The excised kidneys were soaked in 4% formalin, dehydrated through graded alcohols, and embedded in paraffin wax. Paraffin sections 4-µm thick were cut from the paraffin-embedded tissue blocks. The tissue sections were deparaffinized by immersion in xylene for 5 min two times and rehydrated through graded alcohols (1 min each in 100%, 90%, 85%, and 75%). Next, all slices were stained with Masson’s trichrome kit that was soaked in a warmed Bouin’s solution at 60 °C for 45 min and then washed in running tap water for 10 min. All slides were immersed in Weigert’s haematoxylin for 5 min followed then washed in running tap water for 2 min. The slides were stained with acid fuchsin for 15 min and then rinsed in distilled water. Next, the slides were treated with phosphomolybdic acid solution for 10 min and then immediately stained with methyl blue solution for 10 min. Slides were rinsed with distilled water and treated with 1% acetic acid solution for 3 min. Each slide was dehydrated through two changes of alcohol (95%, 95%, 100%, and 100%). Finally, they were soaked in xylene twice. Photomicrographs were obtained using a phase-contrast microscope (400×, Olympus BX43, Tokyo, Japan). The quantification of fibrotic areas (stained blue) and cortex areas (stained red) was performed using Image J analysis software. The fibrosis percentages of the renal cortical areas were obtained by calculating the ratio of the fibrotic area to renal cortical area.
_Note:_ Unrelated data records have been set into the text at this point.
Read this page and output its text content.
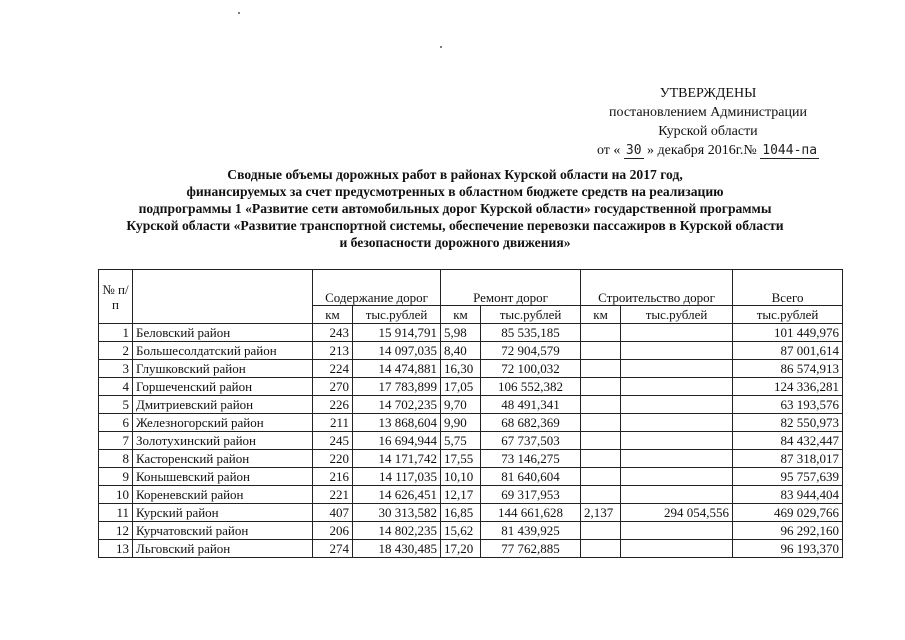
УТВЕРЖДЕНЫ
постановлением Администрации
Курской области
от « 30 » декабря 2016г.№ 1044-па
Сводные объемы дорожных работ в районах Курской области на 2017 год,
финансируемых за счет предусмотренных в областном бюджете средств на реализацию
подпрограммы 1 «Развитие сети автомобильных дорог Курской области» государственной программы
Курской области «Развитие транспортной системы, обеспечение перевозки пассажиров в Курской области
и безопасности дорожного движения»
№ п/п		Содержание дорог		Ремонт дорог		Строительство дорог		Всего
		км	тыс.рублей	км	тыс.рублей	км	тыс.рублей	тыс.рублей
1	Беловский район	243	15 914,791	5,98	85 535,185			101 449,976
2	Большесолдатский район	213	14 097,035	8,40	72 904,579			87 001,614
3	Глушковский район	224	14 474,881	16,30	72 100,032			86 574,913
4	Горшеченский район	270	17 783,899	17,05	106 552,382			124 336,281
5	Дмитриевский район	226	14 702,235	9,70	48 491,341			63 193,576
6	Железногорский район	211	13 868,604	9,90	68 682,369			82 550,973
7	Золотухинский район	245	16 694,944	5,75	67 737,503			84 432,447
8	Касторенский район	220	14 171,742	17,55	73 146,275			87 318,017
9	Конышевский район	216	14 117,035	10,10	81 640,604			95 757,639
10	Кореневский район	221	14 626,451	12,17	69 317,953			83 944,404
11	Курский район	407	30 313,582	16,85	144 661,628	2,137	294 054,556	469 029,766
12	Курчатовский район	206	14 802,235	15,62	81 439,925			96 292,160
13	Льговский район	274	18 430,485	17,20	77 762,885			96 193,370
4.5. Western Immunoblotting

The excised kidneys were cleaned and frozen. The renal cortical tissue extracts were obtained by homogenizing at 4 °C in a tissue protein extraction reagent (T-PER, Thermo Scientific, Waltham, MA, USA) supplemented with complete protease and phosphatase inhibitors (Roche Applied Science, Mannheim, Germany). The homogenates were sequentially centrifuged at 12,000× g for 40 min and the supernatant was collected. Protein concentration of the renal tissue extract supernatant was determined by the Bradford method (Bio-Rad Laboratories, Hercules, CA, USA), using bovine serum albumin (BSA) as a standard. Protein samples (40 μg/lane) were separated on a 12% sodium dodecyl sulfate polyacrylamide gel electrophoresis (SDS-PAGE) with a constant voltage of 75 V. Electrophoresed proteins were transferred to a polyvinylidene difluoride (PVDF) membrane (0.45-μm pore size, Millipore, Bedford, MA, USA) with a transfer apparatus (Bio-red, Hercules, CA, USA). PVDF membranes were incubated in 5% non- fat dried milk in a Tris-buffered saline with Tween 20 (TBST) buffer (25 mM Tris-HCl, 150 mM NaCl, pH 7.6, and 0.1% Tween-20). Primary antibodies including IL-6, COX-2, TGF-β, p-Smad2/3, CTGF, MMP-9, MMP-2 (Santa Cruz Biotechnology, Santa Cruz, CA, USA), and β-actin (Santa Cruz) were diluted to 1:500 in an antibody binding buffer overnight at 4 °C. The immunoblots were washed in a TBST buffer three times for 10 min. This was then followed by incubation with a horseradish peroxidase (HRP)-conjugated second antibody solution (1:5000 dilution, Santa Cruz Biotechnology) for 60 min at room temperature. The immunoblots were then washed in the TBST buffer three times for 10 min. The immunoblotted proteins were visualized using an enhanced chemiluminescence ECL Western Blotting Luminol Reagent (Millipore Corporation, Billerica, MA, USA) and quantified using a Fujifilm LAS-3000 chemiluminescence detection system (Fuji, Tokyo, Japan).

4.6. Statistical Analysis

All data of kidney weights, body weight changes, cortical fibrosis percentages, and protein levels were compared between the WKY, SHR, and SHR-EX groups using one-way ANOVA with preplanned contrast comparison with the control group. The WKY and SHR served as the negative control and the positive control, respectively. For all statistical tests, p < 0.05 was considered to be significant.